Bindokuzyüzlerin başında sanayi devrimiyle birlikte büyük insanlık ilk rafine gıdaları tüketmeye başladı. Burada kesin bilgiye dayanmamakla birlikte muhtemelen o dönemin varlıklı aileleri bu gıdaları ilk tüketen insanlardı. Yoksul insanlar ise bu çok lezzetli şeker ve şeker bazlı gıdaları daha sonra tüketmeye başladı. Onlar daha çok sebze meyve ağırlıklı ‘’geleneksel yeme biçimlerine’’ bir süre daha devam ettiler. Şu anda ise tam tersi bir süreç hızla ilerlemektedir.
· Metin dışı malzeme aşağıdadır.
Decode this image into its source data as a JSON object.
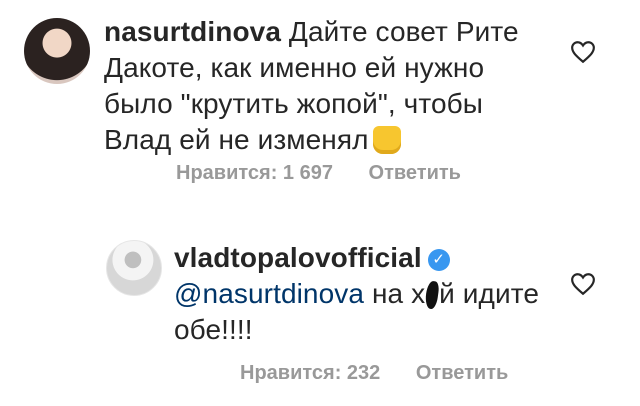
{
  "comments": [
    {
      "username": "nasurtdinova",
      "text": "Дайте совет Рите Дакоте, как именно ей нужно было \"крутить жопой\", чтобы Влад ей не изменял",
      "likes_label": "Нравится: 1 697",
      "reply_label": "Ответить",
      "emoji": "raised-fist"
    },
    {
      "username": "vladtopalovofficial",
      "verified": true,
      "mention": "@nasurtdinova",
      "text_before": "на х",
      "text_after": "й идите обе!!!!",
      "likes_label": "Нравится: 232",
      "reply_label": "Ответить"
    }
  ],
  "colors": {
    "text": "#262626",
    "meta": "#999999",
    "mention": "#003569",
    "verified": "#3897f0"
  }
}
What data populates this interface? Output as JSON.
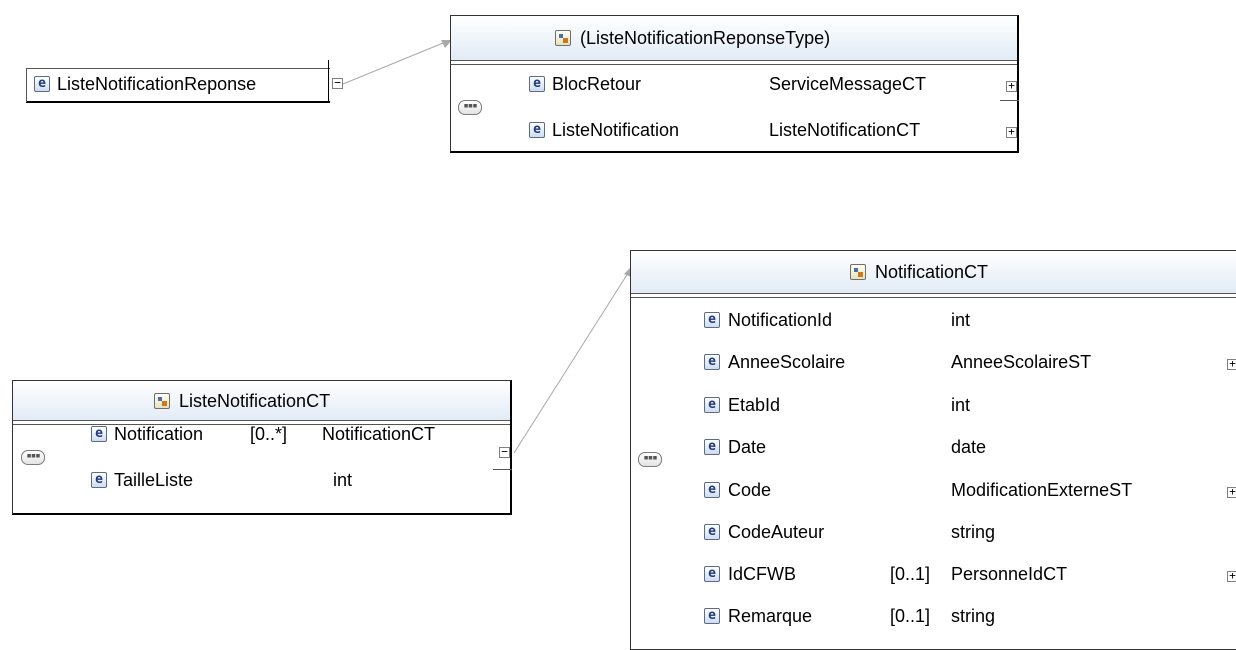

Öyle ki Amerika ve Avrupa’da obezite (şişmanlık hastalığı) en fazla yoksullar arasında yaygınlık kazanmıştır. Resimde de görüldüğü üzere geniş karın çevresi, yüksek yağlanmaya bağlı cushing yüzü (yüksek östrojene bağlı “Ay dede yüzü” )ve ince bacaklar tipik bir obez görünüşüdür.
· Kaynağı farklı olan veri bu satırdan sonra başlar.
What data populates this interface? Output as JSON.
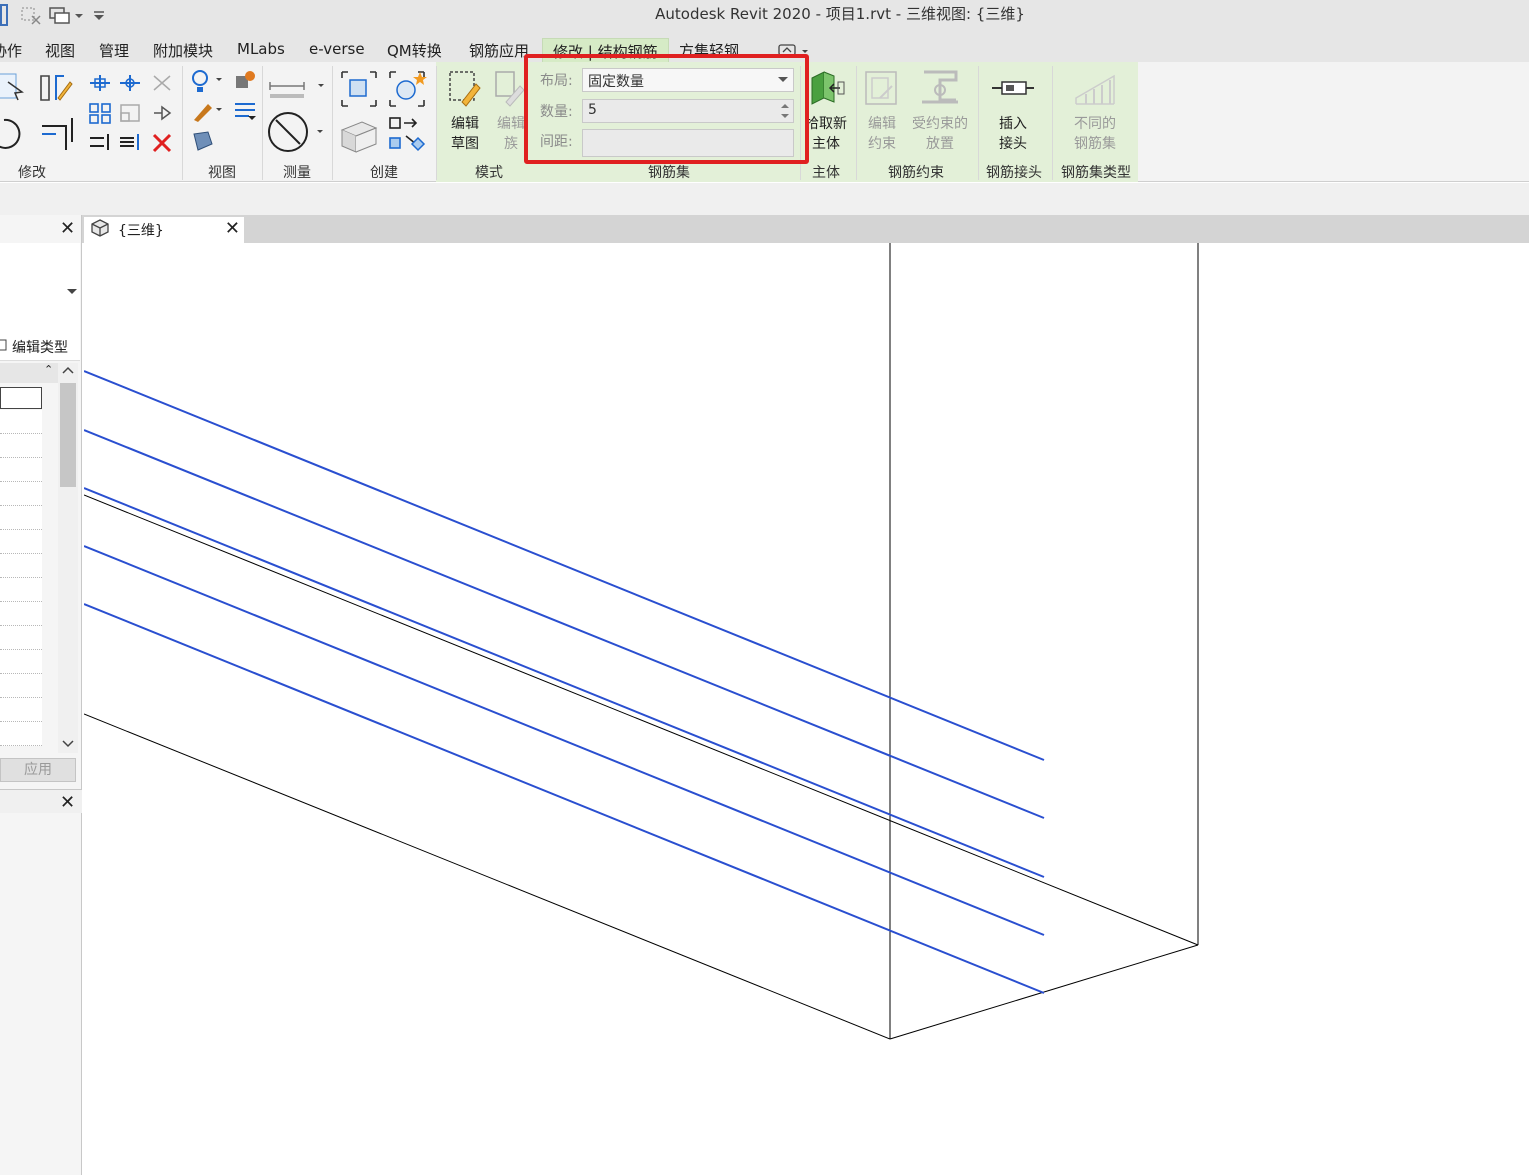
{
  "window": {
    "title": "Autodesk Revit 2020 - 项目1.rvt - 三维视图: {三维}"
  },
  "menu": {
    "tabs": [
      {
        "label": "协作"
      },
      {
        "label": "视图"
      },
      {
        "label": "管理"
      },
      {
        "label": "附加模块"
      },
      {
        "label": "MLabs"
      },
      {
        "label": "e-verse"
      },
      {
        "label": "QM转换"
      },
      {
        "label": "钢筋应用"
      },
      {
        "label": "修改 | 结构钢筋"
      },
      {
        "label": "方集轻钢"
      }
    ]
  },
  "ribbon": {
    "panels": {
      "modify": "修改",
      "view": "视图",
      "measure": "测量",
      "create": "创建",
      "mode": "模式",
      "rebar_set": "钢筋集",
      "host": "主体",
      "rebar_constraint": "钢筋约束",
      "rebar_coupler": "钢筋接头",
      "rebar_set_type": "钢筋集类型"
    },
    "buttons": {
      "edit_sketch_1": "编辑",
      "edit_sketch_2": "草图",
      "edit_family_1": "编辑",
      "edit_family_2": "族",
      "pick_host_1": "拾取新",
      "pick_host_2": "主体",
      "edit_constraint_1": "编辑",
      "edit_constraint_2": "约束",
      "constrained_place_1": "受约束的",
      "constrained_place_2": "放置",
      "insert_coupler_1": "插入",
      "insert_coupler_2": "接头",
      "varying_set_1": "不同的",
      "varying_set_2": "钢筋集"
    },
    "rebar_set": {
      "layout_label": "布局:",
      "layout_value": "固定数量",
      "quantity_label": "数量:",
      "quantity_value": "5",
      "spacing_label": "间距:",
      "spacing_value": ""
    }
  },
  "view_tab": {
    "label": "{三维}"
  },
  "properties": {
    "edit_type": "编辑类型",
    "apply": "应用"
  },
  "colors": {
    "rebar_line": "#2a4fd0",
    "edge_line": "#000000",
    "highlight_box": "#e02020",
    "context_tab": "#d6ebc6"
  }
}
Ayrıca elinde de sigarası dönemin ruhuna uygun olarak, sigara sanayisinin ihtiyaçlarını da karşılıyor. Bu dönemde sigara içmeyi teşvik eden Hollywood filmleri de revaçtaydı zaten.
Resimde ki süreci biraz hızlandıralım; şişman göbekli amcamız birazdan keyifle oturduğu koltuğundan kalkacak tansiyon ve şeker ilaçlarını alacak. Zayıf ve çelimsiz amcamız da yerinden kalktıktan sonra, pencereden kendini aşağı atacak ve film bu şekilde sonlanacak.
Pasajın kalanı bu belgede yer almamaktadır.